Chronic fatigue and inflammation are debilitating symptoms in patients with cancer. Anti-cancer therapies may alter epigenetic signatures on the DNA contributing to an acceleration of biological processes of aging, greater inflammation and fatigue, a new study finds.
“Your biological age or the epigenetic age might be different from your chronological age. If your epigenetic age is older than your chronological age, you might age faster, [and be more susceptible to] age-associated adverse conditions. If your epigenetic age is younger than your chronological age, you might age slower,” explains Canhua Xiao, PhD, RN, FAAN, of the Emory University School of Nursing, in Atlanta.
The findings are published in the article “Epigenetic age acceleration, fatigue, and inflammation in patients undergoing radiation therapy for head and neck cancer: A longitudinal study” in Cancer, the journal of the American Cancer Society.
One of the epigenetic signatures alters DNA by appending methyl groups to the code. Usually, methylation occurs on DNA sequences when a cytosine nucleotide is followed by a guanine nucleotide (CpG sites).

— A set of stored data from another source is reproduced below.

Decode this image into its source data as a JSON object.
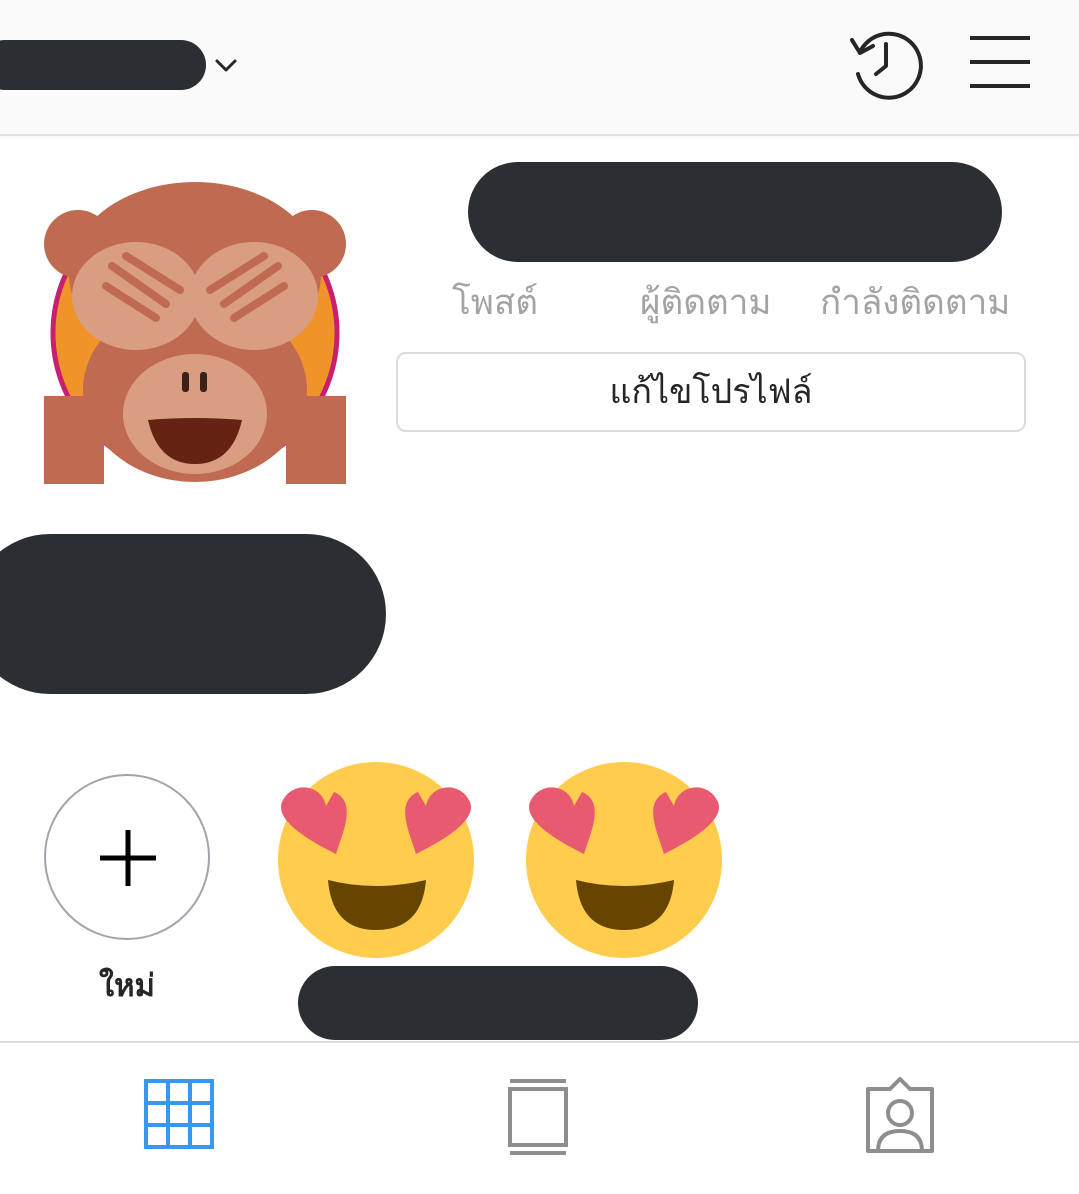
{
  "header": {
    "username": "",
    "icons": {
      "dropdown": "chevron-down-icon",
      "history": "history-icon",
      "menu": "hamburger-menu-icon"
    }
  },
  "profile": {
    "avatar_icon": "see-no-evil-monkey-emoji",
    "full_name": "",
    "stats": {
      "posts_label": "โพสต์",
      "followers_label": "ผู้ติดตาม",
      "following_label": "กำลังติดตาม"
    },
    "edit_profile_label": "แก้ไขโปรไฟล์",
    "bio": ""
  },
  "highlights": {
    "new_label": "ใหม่",
    "items": [
      {
        "icon": "heart-eyes-emoji",
        "label": ""
      },
      {
        "icon": "heart-eyes-emoji",
        "label": ""
      }
    ]
  },
  "tabs": [
    {
      "icon": "grid-icon",
      "active": true
    },
    {
      "icon": "feed-icon",
      "active": false
    },
    {
      "icon": "tagged-icon",
      "active": false
    }
  ],
  "colors": {
    "active_tab": "#3897f0",
    "inactive_tab": "#8e8e8e",
    "redaction": "#2b2f33",
    "label_gray": "#a3a3a3"
  }
}
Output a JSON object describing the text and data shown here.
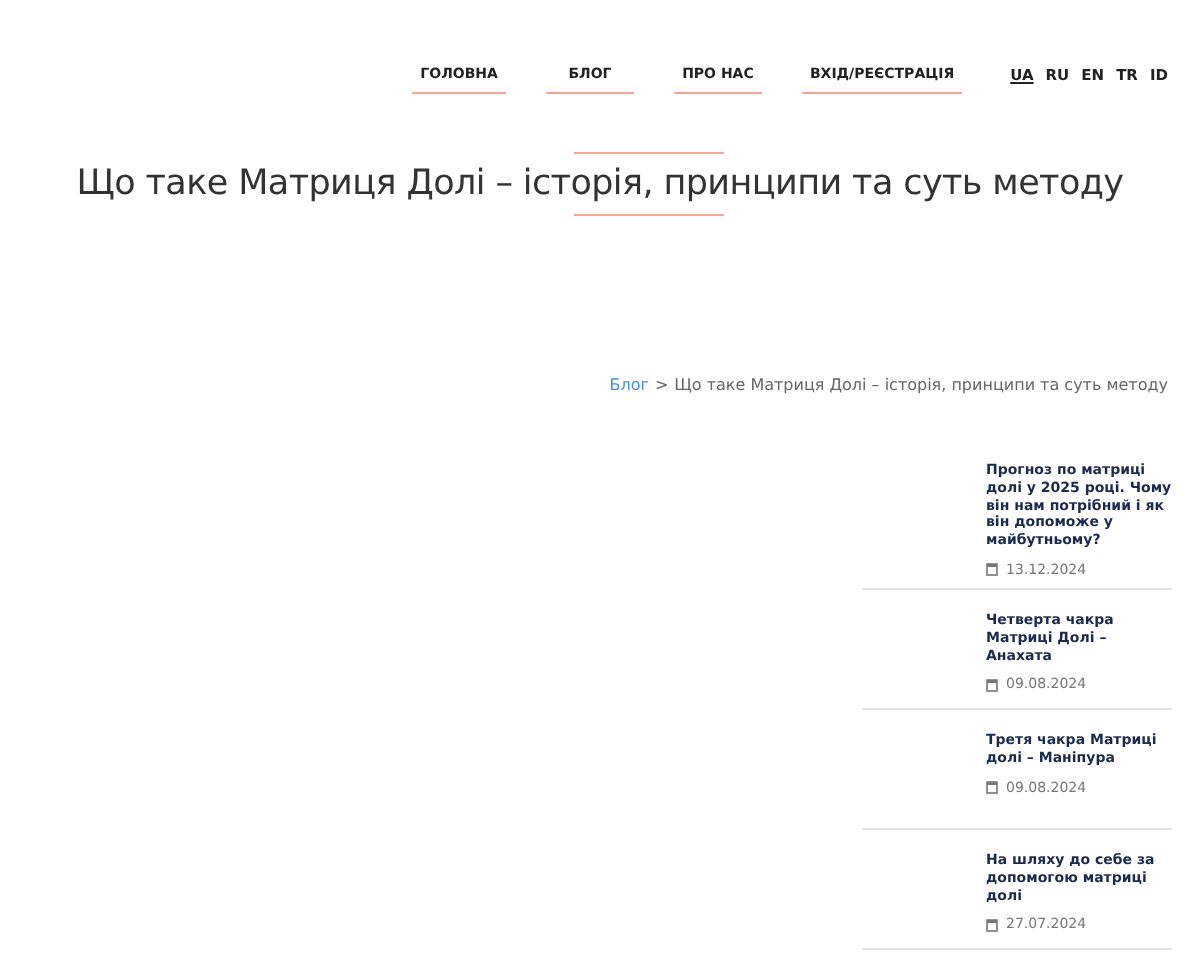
{
  "nav": {
    "items": [
      {
        "label": "ГОЛОВНА"
      },
      {
        "label": "БЛОГ"
      },
      {
        "label": "ПРО НАС"
      },
      {
        "label": "ВХІД/РЕЄСТРАЦІЯ"
      }
    ],
    "languages": [
      {
        "label": "UA",
        "selected": true
      },
      {
        "label": "RU",
        "selected": false
      },
      {
        "label": "EN",
        "selected": false
      },
      {
        "label": "TR",
        "selected": false
      },
      {
        "label": "ID",
        "selected": false
      }
    ]
  },
  "title": "Що таке Матриця Долі – історія, принципи та суть методу",
  "breadcrumb": {
    "link": "Блог",
    "separator": ">",
    "current": "Що таке Матриця Долі – історія, принципи та суть методу"
  },
  "posts": [
    {
      "title": "Прогноз по матриці долі у 2025 році. Чому він нам потрібний і як він допоможе у майбутньому?",
      "date": "13.12.2024"
    },
    {
      "title": "Четверта чакра Матриці Долі – Анахата",
      "date": "09.08.2024"
    },
    {
      "title": "Третя чакра Матриці долі – Маніпура",
      "date": "09.08.2024"
    },
    {
      "title": "На шляху до себе за допомогою матриці долі",
      "date": "27.07.2024"
    }
  ]
}
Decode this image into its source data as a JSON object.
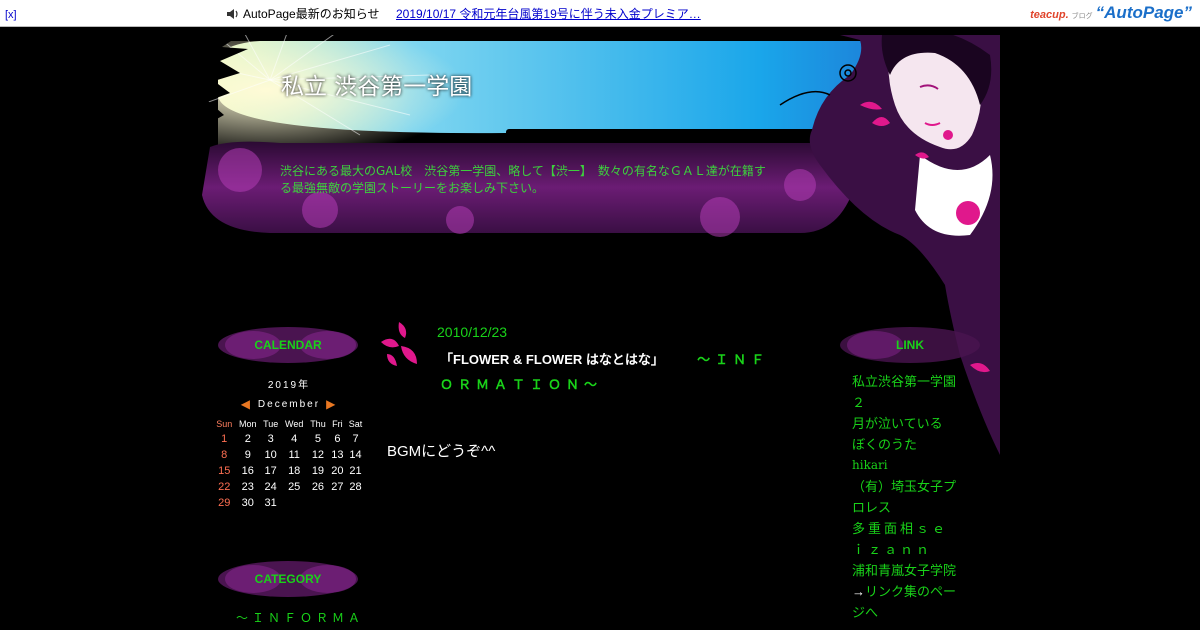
{
  "topbar": {
    "close_label": "[x]",
    "notice_label": "AutoPage最新のお知らせ",
    "news_link": "2019/10/17 令和元年台風第19号に伴う未入金プレミア…",
    "logo_teacup": "teacup.",
    "logo_blog": "ブログ",
    "logo_autopage": "“AutoPage”",
    "icon": "speaker-icon"
  },
  "header": {
    "site_title": "私立 渋谷第一学園",
    "description": "渋谷にある最大のGAL校　渋谷第一学園、略して【渋一】　数々の有名なＧＡＬ達が在籍する最強無敵の学園ストーリーをお楽しみ下さい。"
  },
  "calendar": {
    "heading": "CALENDAR",
    "year_label": "2019年",
    "month_label": "December",
    "prev_icon": "◀",
    "next_icon": "▶",
    "weekdays": [
      "Sun",
      "Mon",
      "Tue",
      "Wed",
      "Thu",
      "Fri",
      "Sat"
    ],
    "weeks": [
      [
        "1",
        "2",
        "3",
        "4",
        "5",
        "6",
        "7"
      ],
      [
        "8",
        "9",
        "10",
        "11",
        "12",
        "13",
        "14"
      ],
      [
        "15",
        "16",
        "17",
        "18",
        "19",
        "20",
        "21"
      ],
      [
        "22",
        "23",
        "24",
        "25",
        "26",
        "27",
        "28"
      ],
      [
        "29",
        "30",
        "31",
        "",
        "",
        "",
        ""
      ]
    ]
  },
  "category": {
    "heading": "CATEGORY",
    "first_item": "～ＩＮＦＯＲＭＡ"
  },
  "post": {
    "date": "2010/12/23",
    "title_part1": "「FLOWER & FLOWER はなとはな」",
    "title_part2": "～ＩＮＦＯＲＭＡＴＩＯＮ～",
    "body": "BGMにどうぞ^^"
  },
  "links": {
    "heading": "LINK",
    "items": [
      "私立渋谷第一学園２",
      "月が泣いている",
      "ぼくのうた",
      "hikari",
      "（有）埼玉女子プロレス",
      "多重面相ｓｅｉｚａｎｎ",
      "浦和青嵐女子学院"
    ],
    "arrow_prefix": "→",
    "last_item": "リンク集のページへ"
  },
  "colors": {
    "accent_green": "#19d219",
    "magenta": "#e0188c",
    "purple": "#5a1660",
    "sky": "#2fa6e6"
  }
}
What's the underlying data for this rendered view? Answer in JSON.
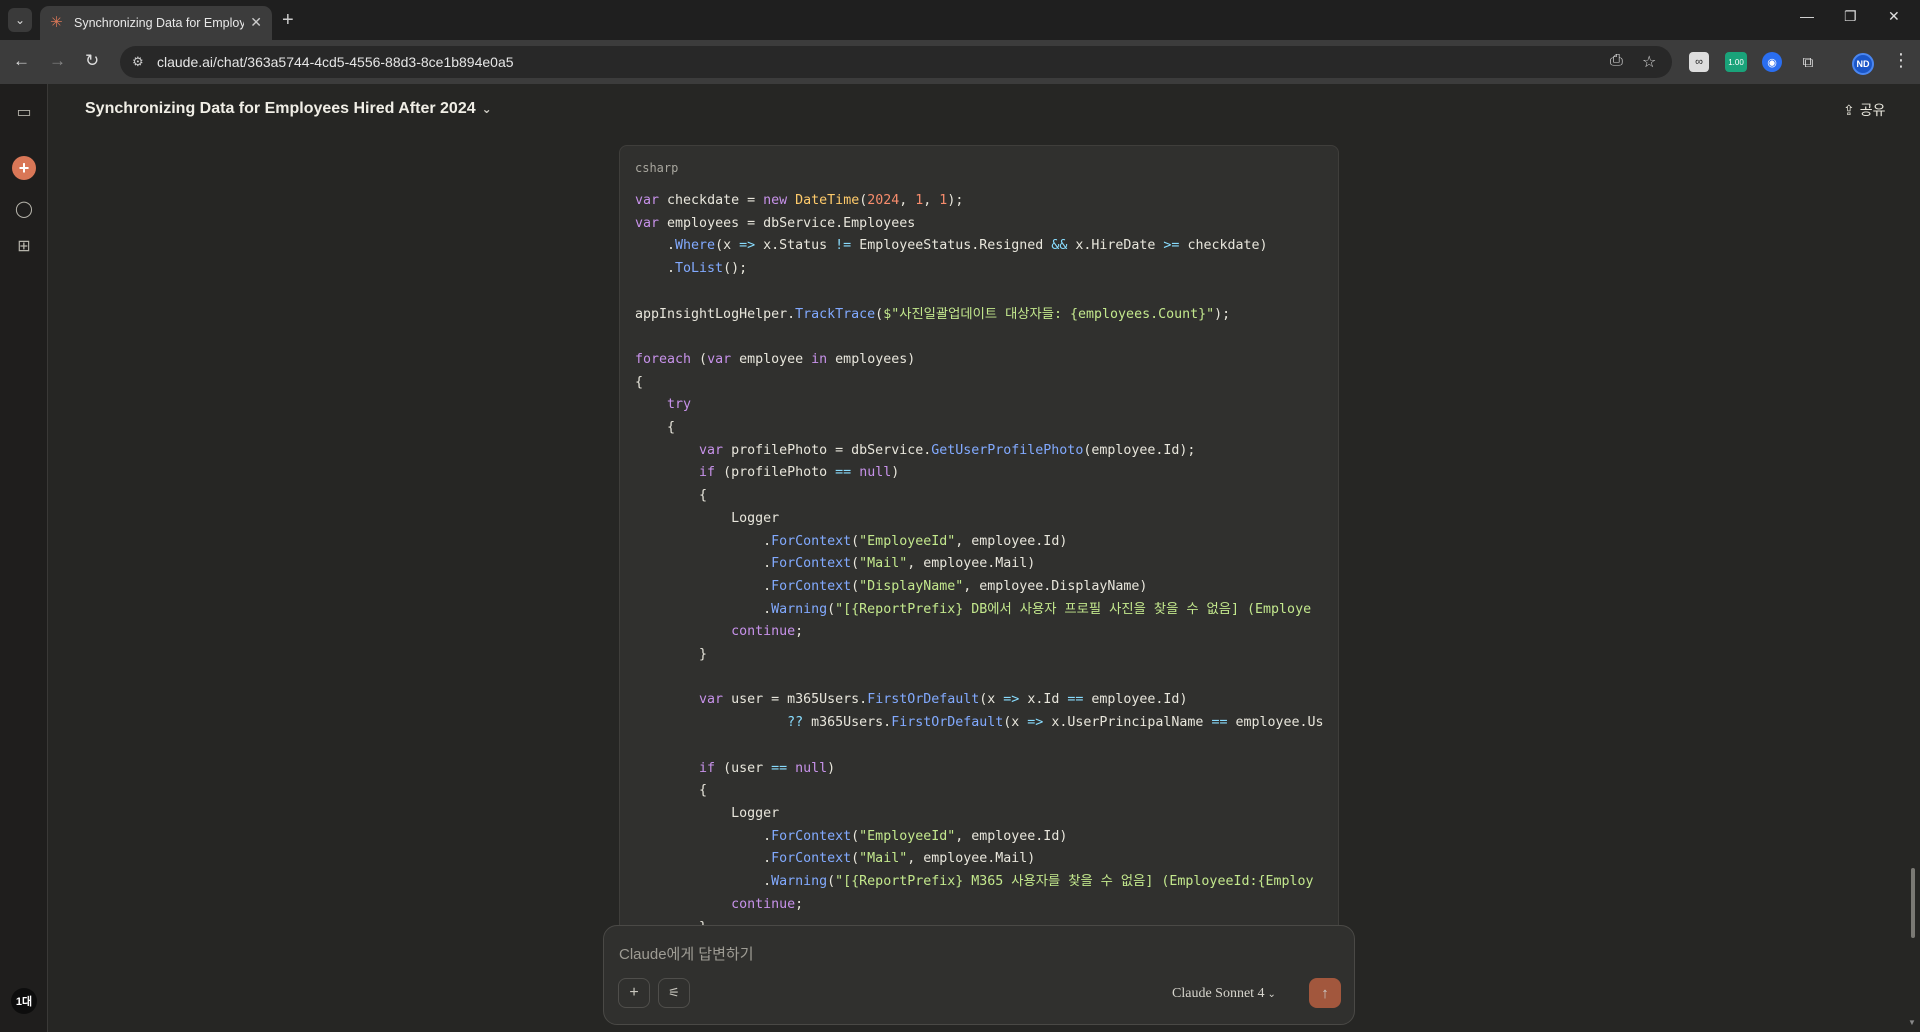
{
  "browser": {
    "tab_title": "Synchronizing Data for Employ",
    "url": "claude.ai/chat/363a5744-4cd5-4556-88d3-8ce1b894e0a5",
    "extension_badge": "1.00",
    "profile_initials": "ND"
  },
  "app": {
    "chat_title": "Synchronizing Data for Employees Hired After 2024",
    "share_label": "공유",
    "avatar_label": "1대"
  },
  "code": {
    "language": "csharp",
    "lines": [
      "var checkdate = new DateTime(2024, 1, 1);",
      "var employees = dbService.Employees",
      "    .Where(x => x.Status != EmployeeStatus.Resigned && x.HireDate >= checkdate)",
      "    .ToList();",
      "",
      "appInsightLogHelper.TrackTrace($\"사진일괄업데이트 대상자들: {employees.Count}\");",
      "",
      "foreach (var employee in employees)",
      "{",
      "    try",
      "    {",
      "        var profilePhoto = dbService.GetUserProfilePhoto(employee.Id);",
      "        if (profilePhoto == null)",
      "        {",
      "            Logger",
      "                .ForContext(\"EmployeeId\", employee.Id)",
      "                .ForContext(\"Mail\", employee.Mail)",
      "                .ForContext(\"DisplayName\", employee.DisplayName)",
      "                .Warning(\"[{ReportPrefix} DB에서 사용자 프로필 사진을 찾을 수 없음] (Employe",
      "            continue;",
      "        }",
      "",
      "        var user = m365Users.FirstOrDefault(x => x.Id == employee.Id)",
      "                   ?? m365Users.FirstOrDefault(x => x.UserPrincipalName == employee.Us",
      "",
      "        if (user == null)",
      "        {",
      "            Logger",
      "                .ForContext(\"EmployeeId\", employee.Id)",
      "                .ForContext(\"Mail\", employee.Mail)",
      "                .Warning(\"[{ReportPrefix} M365 사용자를 찾을 수 없음] (EmployeeId:{Employ",
      "            continue;",
      "        }"
    ]
  },
  "composer": {
    "placeholder": "Claude에게 답변하기",
    "model_label": "Claude Sonnet 4"
  },
  "colors": {
    "accent": "#d97757",
    "send": "#c96442",
    "background": "#262624"
  }
}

“There are thousands of CpG sites in our DNA sequence. We used CpG sites that are highly associated with chronological age to code for the epigenetic age. These CpG sites range from dozens to a few hundreds depending on different methods used to calculate the epigenetic age,” says Xiao, who is first author on the study.
The researchers measure epigenetic age acceleration (EAA) during and after cancer treatment and its association with inflammation and fatigue patients with head and neck cancer.
They calculate EAA using the Levine epigenetic clock (DNAmPhenoAge) based on blood DNA methylation measures using a proprietary Illumina MethylationEPIC BeadChip. DNAmPhenoAge is a second-generation epigenetic age measure that incorporates methylation data on 513 CpG sites and predicts phenotypic age, lifespan and healthspan, adjusted for chronological age.
The authors also use three other epigenetic methods to predict phenotypic age that consider different sets of CpG islands in the genome to capture different molecular processes of aging.
The 133 patients the researchers focus on—mostly men and White—were at advanced stages of head and neck cancer and received chemoradiation treatment during the study.
“Among cancer patients, those with more fatigue and inflammation may experience accelerated epigenetic age, compared to those with less fatigue and inflammation. Our study of head and neck cancer patients has found that patients with severe fatigue experienced 3.1 years acceleration in epigenetic age than those with low fatigue…patients with high levels of inflammation exhibited approximately 5 years acceleration in epigenetic age, and inflammation appeared to account for most of the effects of EAA on fatigue,” says Xiao.
The largest increase in EAA of 4.9 years, the authors report, is seen immediately after radiotherapy, mostly in combination with chemotherapy, and the changes remain statistically significant over time.
Through correlation studies, the author show enhanced EAA is associated with elevated fatigue, and patients with severe fatigue experienced 3.1 years higher EAA than those with low fatigue.
The authors consider inflammatory markers linked to cancer-related fatigue in earlier studies. The authors measure these inflammatory at the end of radiotherapy, and a year after radiotherapy. They take duplicate measures of interleukins IL1ra, IL-1β, IL-6, IL-10, TNF, sTNFR2 using multiplex assays and CRP using the standard turbidimetric assay.
The researchers show EAA is positively associated with inflammatory markers, C-reactive protein (CRP) and interleukin-6 (IL-6), over time. Patients who had high CRP show an EAA increase of 4.6 years while patients who had high IL-6 levels show an EAA increase of 5.9 years.
The authors conclude CRP and IL-6 mediate the association between EAA and fatigue and note, “Inflammation may be a target to reduce the impact of age acceleration on poor functional outcomes… Interventional studies to reduce inflammation might significantly benefit patients who have cancer, in decelerating the aging process and subsequently reducing age-related chronic health problems such as fatigue.”
Notably, this accelerated epigenetic age after cancer treatments can gradually return to the pre-treatment level either naturally over time, or by reducing inflammation.
“Our findings add to the body of evidence suggesting that long-term toxicity and possibly increased mortality incurred from anti-cancer treatments for patients with HNC may be related to increased EAA and its association with inflammation,” says Xiao. “Future studies could examine the vulnerabilities that may account for sustained high EAA, fatigue, and inflammation among patients…The long-term effect of cancer and its treatment on epigenetic age, fatigue, and inflammation still needs more investigations.”